The peanuts we grow are mature approximately 145 days after planting. However determining when the best time to “dig” peanuts is based on the darkness of the hull. This determination, like many aspects of farming, is partially dependent on experience, art, and science.

What tools/machinery do you use to plant & harvest peanuts?

For our farm, you would need a way to till the area being planted, a strip-till implement, a planter to plant, a sprayer to manage the crop, a peanut digger/inverter to “dig” the peanuts and finally a peanut combine to harvest the peanuts. Unlike your conventional grain combines, a peanut combine can only harvest one crop, peanuts.

If you could provide 1 piece of farming advice to a young person looking to be the next generation of peanut farmers what would that be? 

Ask as many questions as you can to experienced peanut growers and extension agents to find out what has worked best in the past. However, don’t be afraid to try something different.

In your own words why is farming so important?

How has it shaped you as a person? Farming is something I grew up around. To me, it’s a passion - I love what we do. It’s rewarding to know we can make a livelihood growing food and fiber for hundreds of people. While we are proud of what we do, every year is a clean slate and we try ever year to do it better than we did the year before while improving our energy usage and efficiency.

Can I grow peanuts in my garden at home?

Sure you can, with unroasted peanuts.

What is your favorite way to eat Peanuts? 

I love them any kind of way, including green peanuts straight out of the field, boiled, roasted, or fried. My favorite peanuts are Hampton Farms, Cajun HOT NUTS.

Do you have any peanut recipes you would share with us? 

One of my landowners makes the most delicious peanut pies! She shared her recipe with me recently.
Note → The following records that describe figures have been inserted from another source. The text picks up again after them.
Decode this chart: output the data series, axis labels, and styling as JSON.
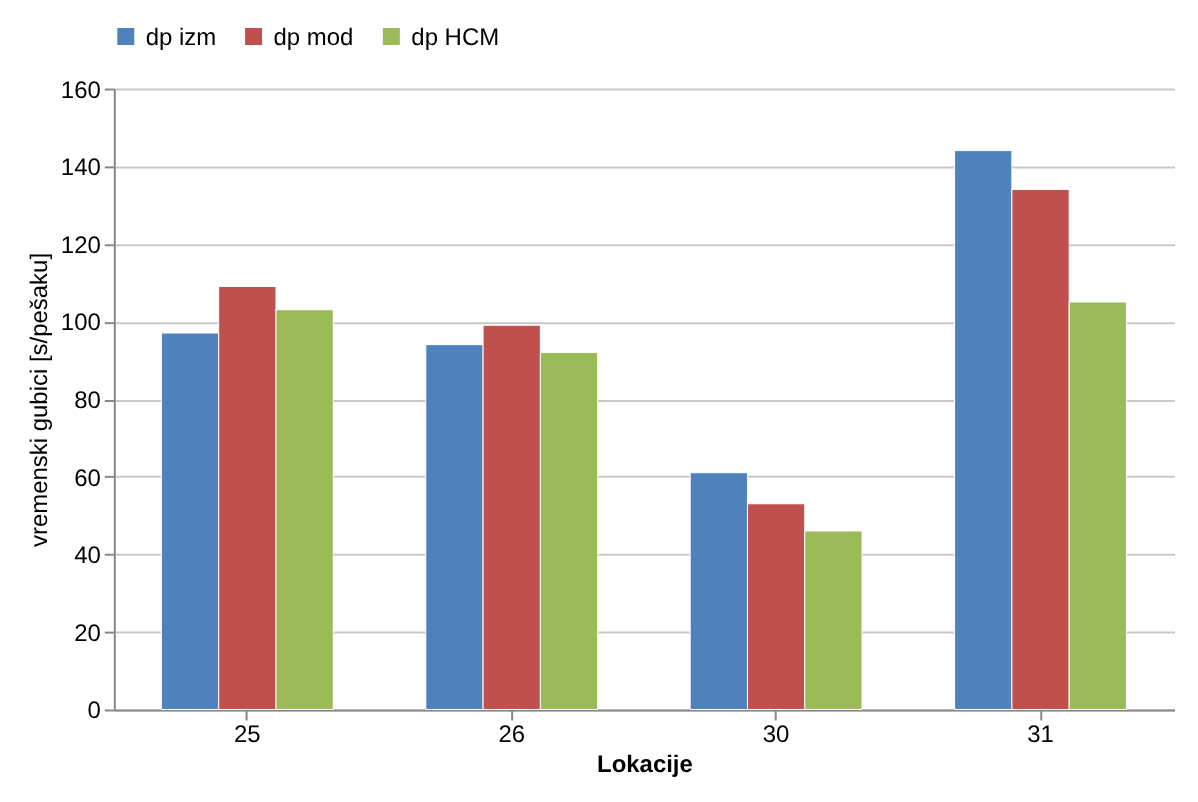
{
  "chart_data": {
    "type": "bar",
    "xlabel": "Lokacije",
    "ylabel": "vremenski gubici [s/pešaku]",
    "categories": [
      "25",
      "26",
      "30",
      "31"
    ],
    "series": [
      {
        "name": "dp izm",
        "color": "#4f81bd",
        "values": [
          97,
          94,
          61,
          144
        ]
      },
      {
        "name": "dp mod",
        "color": "#c0504d",
        "values": [
          109,
          99,
          53,
          134
        ]
      },
      {
        "name": "dp HCM",
        "color": "#9bbb59",
        "values": [
          103,
          92,
          46,
          105
        ]
      }
    ],
    "ylim": [
      0,
      160
    ],
    "yticks": [
      0,
      20,
      40,
      60,
      80,
      100,
      120,
      140,
      160
    ],
    "grid": "y",
    "legend": "top"
  }
}
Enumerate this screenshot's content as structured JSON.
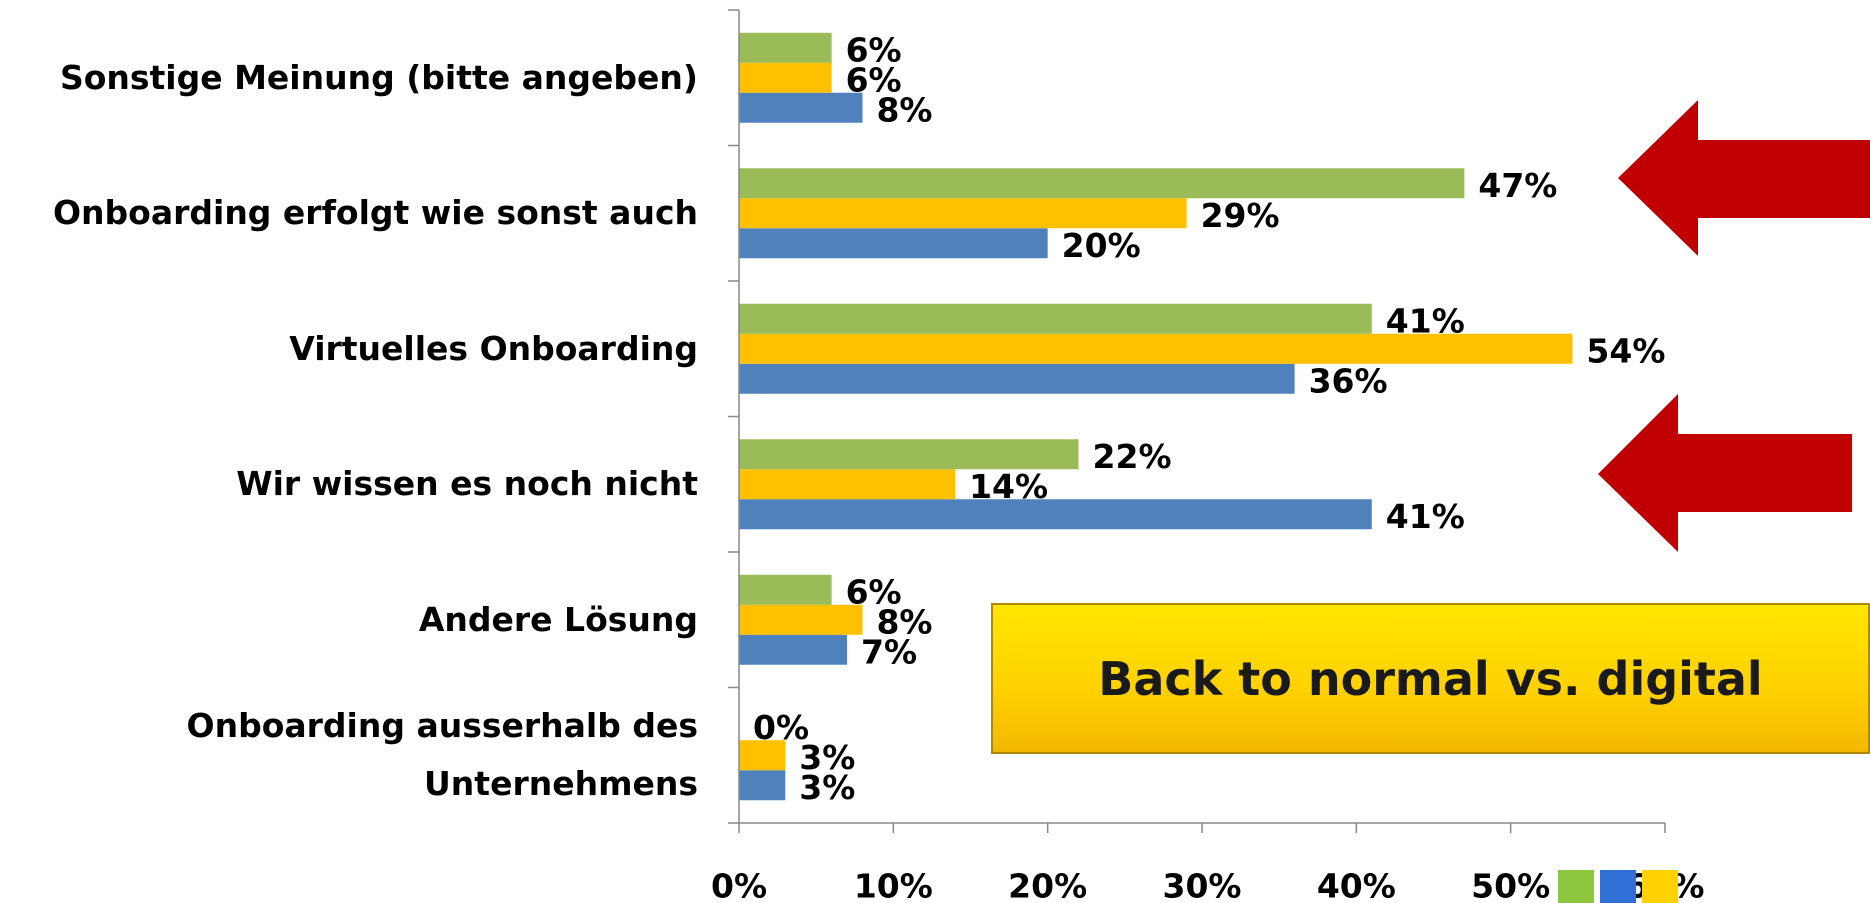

Mrs. West’s Peanut Chess Pies

  • 16 unbaked tart shells
  • ½ cup butter
  • 1 ½ cups sugar
  • 1 Tablespoon corn meal
  • 3 large eggs
  • 1 Tablespoon apple cider vinegar
  • 1 teaspoon vanilla extract
  • 1 ¼ cups chopped roasted (skinned) peanuts

Melt butter. Blend sugar and corn meal together and add to butter. Mix eggs, slightly beaten, vinegar, and vanilla. Add to butter mixture. Add peanuts and mix well. Spoon into pie shells. Place on a cookie sheet and bake at 350 degrees for 30 minutes.